Interaction of calcium/calmodulin-dependent protein kinase IIdeltaC with sorcin indirectly modulates ryanodine receptor function in cardiac myocytes.

Calcium/calmodulin dependent protein kinase II delta C (CaMKIIdelta(C)) and the EF-hand Ca(2+)-binding protein, sorcin have both been shown to regulate the excitation-contraction coupling process. This study explores the possibility that these two proteins interact directly and, as a result of this interaction, modulate cardiac calcium handling. Two independent methods (surface plasmon resonance (SPR) and overlay assays) were used to determine whether CaMKIIdelta(C) and sorcin interacted in a direct manner.
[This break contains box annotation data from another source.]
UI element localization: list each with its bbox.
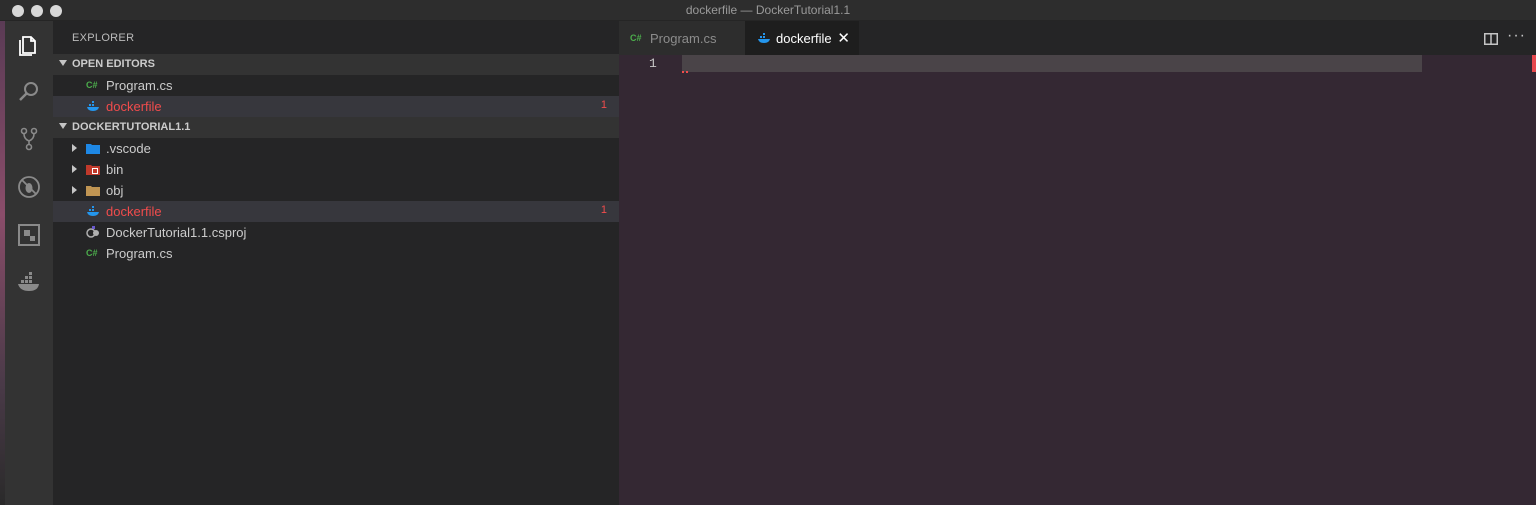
open-editors-label: OPEN EDITORS bbox=[72, 58, 155, 70]
close-tab-icon[interactable]: ✕ bbox=[837, 29, 850, 47]
problem-count-badge: 1 bbox=[600, 204, 607, 216]
bin-folder-icon bbox=[86, 163, 100, 176]
line-number: 1 bbox=[649, 56, 657, 71]
tree-item-csproj[interactable]: DockerTutorial1.1.csproj bbox=[53, 222, 619, 243]
tree-item-bin[interactable]: bin bbox=[53, 159, 619, 180]
open-editors-header[interactable]: OPEN EDITORS bbox=[53, 54, 619, 75]
open-editor-item-dockerfile[interactable]: dockerfile 1 bbox=[53, 96, 619, 117]
tree-item-dockerfile[interactable]: dockerfile 1 bbox=[53, 201, 619, 222]
tab-dockerfile[interactable]: dockerfile ✕ bbox=[745, 21, 859, 55]
file-label: bin bbox=[106, 162, 124, 177]
current-line-highlight bbox=[682, 55, 1422, 72]
csharp-file-icon: C# bbox=[86, 80, 98, 90]
search-icon[interactable] bbox=[17, 80, 41, 104]
tab-label: Program.cs bbox=[650, 31, 717, 46]
docker-icon[interactable] bbox=[17, 271, 41, 295]
title-bar: dockerfile — DockerTutorial1.1 bbox=[0, 0, 1536, 21]
file-label: .vscode bbox=[106, 141, 151, 156]
window-title: dockerfile — DockerTutorial1.1 bbox=[685, 3, 851, 17]
vscode-folder-icon bbox=[86, 142, 100, 155]
explorer-icon[interactable] bbox=[17, 33, 41, 57]
chevron-down-icon bbox=[59, 60, 67, 66]
activity-bar bbox=[5, 21, 53, 505]
explorer-sidebar: EXPLORER OPEN EDITORS C# Program.cs dock… bbox=[53, 21, 619, 505]
sidebar-title: EXPLORER bbox=[72, 32, 135, 44]
chevron-right-icon bbox=[72, 186, 77, 194]
tab-program-cs[interactable]: C# Program.cs bbox=[619, 21, 745, 55]
tree-item-obj[interactable]: obj bbox=[53, 180, 619, 201]
file-label: dockerfile bbox=[106, 99, 162, 114]
problem-count-badge: 1 bbox=[600, 99, 607, 111]
editor-tabs: C# Program.cs dockerfile ✕ ··· bbox=[619, 21, 1536, 55]
docker-file-icon bbox=[86, 205, 100, 218]
chevron-down-icon bbox=[59, 123, 67, 129]
split-editor-icon[interactable] bbox=[1484, 32, 1498, 45]
debug-icon[interactable] bbox=[17, 175, 41, 199]
file-label: dockerfile bbox=[106, 204, 162, 219]
project-folder-label: DOCKERTUTORIAL1.1 bbox=[72, 121, 191, 133]
overview-ruler-error-marker[interactable] bbox=[1532, 55, 1536, 72]
file-label: Program.cs bbox=[106, 246, 173, 261]
tree-item-vscode[interactable]: .vscode bbox=[53, 138, 619, 159]
file-label: DockerTutorial1.1.csproj bbox=[106, 225, 247, 240]
tab-label: dockerfile bbox=[776, 31, 832, 46]
csharp-file-icon: C# bbox=[630, 33, 642, 43]
chevron-right-icon bbox=[72, 165, 77, 173]
folder-icon bbox=[86, 184, 100, 197]
open-editor-item-program-cs[interactable]: C# Program.cs bbox=[53, 75, 619, 96]
more-actions-icon[interactable]: ··· bbox=[1507, 27, 1526, 45]
editor-area: C# Program.cs dockerfile ✕ ··· 1 bbox=[619, 21, 1536, 505]
extensions-icon[interactable] bbox=[17, 223, 41, 247]
error-squiggle bbox=[682, 68, 688, 73]
source-control-icon[interactable] bbox=[17, 127, 41, 151]
tree-item-program-cs[interactable]: C# Program.cs bbox=[53, 243, 619, 264]
file-label: obj bbox=[106, 183, 124, 198]
docker-file-icon bbox=[757, 32, 771, 48]
csharp-file-icon: C# bbox=[86, 248, 98, 258]
project-folder-header[interactable]: DOCKERTUTORIAL1.1 bbox=[53, 117, 619, 138]
chevron-right-icon bbox=[72, 144, 77, 152]
csproj-file-icon bbox=[86, 226, 100, 239]
docker-file-icon bbox=[86, 100, 100, 113]
file-label: Program.cs bbox=[106, 78, 173, 93]
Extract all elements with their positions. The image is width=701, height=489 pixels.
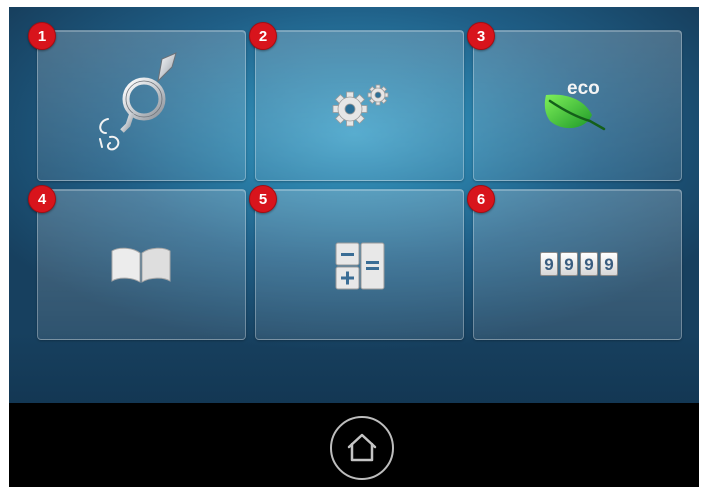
tile-number-badge: 3 <box>467 22 495 50</box>
tile-settings[interactable] <box>255 30 464 181</box>
home-button[interactable] <box>330 416 394 480</box>
gears-icon <box>332 84 389 127</box>
tile-number-badge: 4 <box>28 185 56 213</box>
tile-guide[interactable] <box>37 189 246 340</box>
counter-icon: 9 9 9 9 <box>540 252 618 276</box>
book-icon <box>111 247 171 283</box>
tile-thread[interactable] <box>37 30 246 181</box>
calculator-icon <box>335 242 385 290</box>
counter-digit: 9 <box>540 252 558 276</box>
counter-digit: 9 <box>560 252 578 276</box>
needle-thread-icon <box>99 52 177 151</box>
device-screen: eco 9 9 9 9 1 2 3 4 5 6 <box>9 7 699 487</box>
tile-number-badge: 2 <box>249 22 277 50</box>
tile-counter[interactable]: 9 9 9 9 <box>473 189 682 340</box>
counter-digit: 9 <box>580 252 598 276</box>
tile-number-badge: 5 <box>249 185 277 213</box>
eco-leaf-icon <box>544 94 606 131</box>
menu-panel: eco 9 9 9 9 1 2 3 4 5 6 <box>9 7 699 403</box>
tile-calculator[interactable] <box>255 189 464 340</box>
home-icon <box>347 433 377 462</box>
tile-eco[interactable]: eco <box>473 30 682 181</box>
tile-number-badge: 6 <box>467 185 495 213</box>
tile-number-badge: 1 <box>28 22 56 50</box>
counter-digit: 9 <box>600 252 618 276</box>
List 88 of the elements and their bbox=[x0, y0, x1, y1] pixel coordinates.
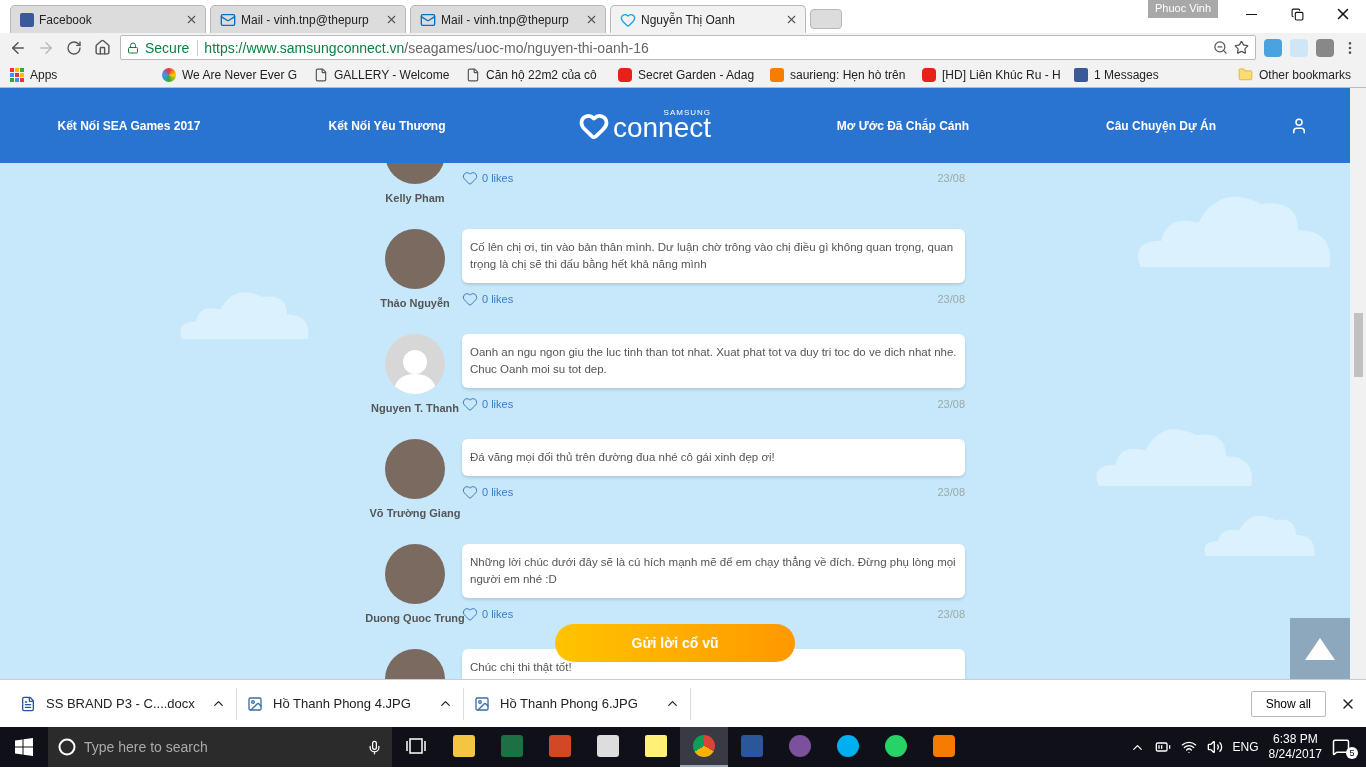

The nature of this interaction was explored by (i) examining the effects of sorcin on CaMKIIdelta(C) activity using a selective kinase assay and (ii) studying whether sorcin was a substrate for CaMKIIdelta(C) using autoradiography. Ryanodine binding assays on mouse ventricular cardiomyocytes were used to determine specific functional effects of this interaction. SPR studies suggested that sorcin interacts with CaMKIIdelta(C) in a concentration-dependent manner. This interaction occurs in the presence of Ca(2+) and in the presence or absence of calmodulin (CaM). Overlay assays confirmed the existence of this interaction. Further experiments suggested that this interaction is reciprocal. Firstly, sorcin significantly inhibited both recombinant and native CaMKIIdelta(C) activity to similar extents. Secondly, sorcin was phosphorylated by CaMKIIdelta(C). Thirdly, sorcin inhibition of CaMKII activity occurred under conditions where sorcin remained dephosphorylated. Functionally, CaMKIIdelta(C)-mediated phosphorylation of sorcin served to abolish the inhibitory effect of sorcin on ryanodine receptor (RyR(2)) open probability (Po). Since both proteins are capable of directly modulating RyR(2) activity, this interaction may serve as an additional or alternative indirect route by which both proteins can regulate RyR(2) opening status in cardiac myocytes.